4. AFT - Advanced Flight Training
AFT (Advanced Flight Training) is not a course but rather a set of credits given to those who engage in complex operations, such as special operations, expert operations and advanced flight operations. These missions are flown with conditioned duty status with the SNAs squadrons and are supervised by local naval aviators. Examples of special operations are SEAL teams support and Air to Air Refueling; examples of expert operations are CSAR or PATROU like operations (Patrol Routes with high standard requirements); examples of advanced flight operations are aerobatic flight or test flight.

Other than with front line squadrons, the SNAs can be deployed temporarily or permanently to an elite squadron/unit/school where advanced flight is part of day to day operations - if temporary or permanent deployment is required depends on the nature of those squadrons/units/schools. In USNSL Third Fleet those are: Navy Fighter Weapons School TOPGUN - NFWS (NASM), Navy Flight Demonstration Team "Blue Angels" - NFDT (NAFEN) and United States Naval Test Pilot School - USNTPS (NASM). With any of these, AFT credits are obtained by participating actively in day to day operations.

SNAs can work towards these credits alongside IFT - and 99% have done it that way so far - so that by the time they pass the IFT exams their commanding officers can provide information about their performance in these roles and thus have their AFT credits verified. It is the responsibility of each SNA to provide their local CO with reports that prove they are engaged in AFT activities, from which the CO's can then provide their reference to NATC and have those credits factored in.

 5. NATC vs Flight Schools
One last and very important thing. Most SNAs already have flying experience in Second Life, that is just a fact. To various degrees, from novice to expert, pilots arrive in USNSL to engage in a military naval career that in some cases means pursuing the Wings of Gold path - but not always.
Third Fleet NATC programs are not designed to simply teach how to fly, they are designed to teach how to fly and perform flight related operations in a US Navy environment.
No matter what the naval aviator candidate level is, regarding flight skills, the navy is a completely different setting than civilian flight or even that taught by other branches (i.e. Air Force). That is why there is a path to Naval Aviator.
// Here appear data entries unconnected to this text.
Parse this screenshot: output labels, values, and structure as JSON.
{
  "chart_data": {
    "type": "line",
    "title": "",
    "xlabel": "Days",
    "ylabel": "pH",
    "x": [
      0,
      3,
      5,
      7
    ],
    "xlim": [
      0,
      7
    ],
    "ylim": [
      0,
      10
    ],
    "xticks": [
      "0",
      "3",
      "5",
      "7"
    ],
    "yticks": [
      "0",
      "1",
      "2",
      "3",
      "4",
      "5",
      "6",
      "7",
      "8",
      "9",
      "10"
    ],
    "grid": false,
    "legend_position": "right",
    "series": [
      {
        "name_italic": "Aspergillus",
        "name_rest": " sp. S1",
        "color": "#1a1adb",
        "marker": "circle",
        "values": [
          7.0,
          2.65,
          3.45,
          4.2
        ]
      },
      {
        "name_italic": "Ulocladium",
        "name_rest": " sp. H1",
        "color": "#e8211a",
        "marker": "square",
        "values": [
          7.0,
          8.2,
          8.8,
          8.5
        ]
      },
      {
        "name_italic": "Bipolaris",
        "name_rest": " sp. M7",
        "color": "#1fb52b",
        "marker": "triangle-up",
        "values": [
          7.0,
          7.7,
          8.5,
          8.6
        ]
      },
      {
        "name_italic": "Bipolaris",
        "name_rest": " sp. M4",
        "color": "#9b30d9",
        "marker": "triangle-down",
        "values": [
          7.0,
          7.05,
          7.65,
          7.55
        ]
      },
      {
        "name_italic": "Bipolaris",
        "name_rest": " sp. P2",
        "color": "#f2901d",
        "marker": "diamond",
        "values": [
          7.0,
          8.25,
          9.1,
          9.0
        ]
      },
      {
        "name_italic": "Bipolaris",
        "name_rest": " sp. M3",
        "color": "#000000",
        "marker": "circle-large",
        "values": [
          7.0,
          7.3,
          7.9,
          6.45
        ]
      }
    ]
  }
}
And that is why the Wings of Gold mean something special.

More information will be added as needed.
For details and questions contact NAS Miramar command.

CAPT. Asra Kron

Note: Due to the importance of this subject and to facilitate consult in the future, this page will be available as a special section here - for the original entry on the weblog see here.
Note 2: To prevent confusion with LDO's the term limited duty was replaced by conditioned duty.
Note 3: To harmonize terminology with 7th Fleet, Naval Aviator Candidate (NAC) was replaced by Student Naval Aviator (SNA).
Note 4: PFIS, PFS, IFTR and AFTR were replaced by PFI, PFT, IFT and AFT.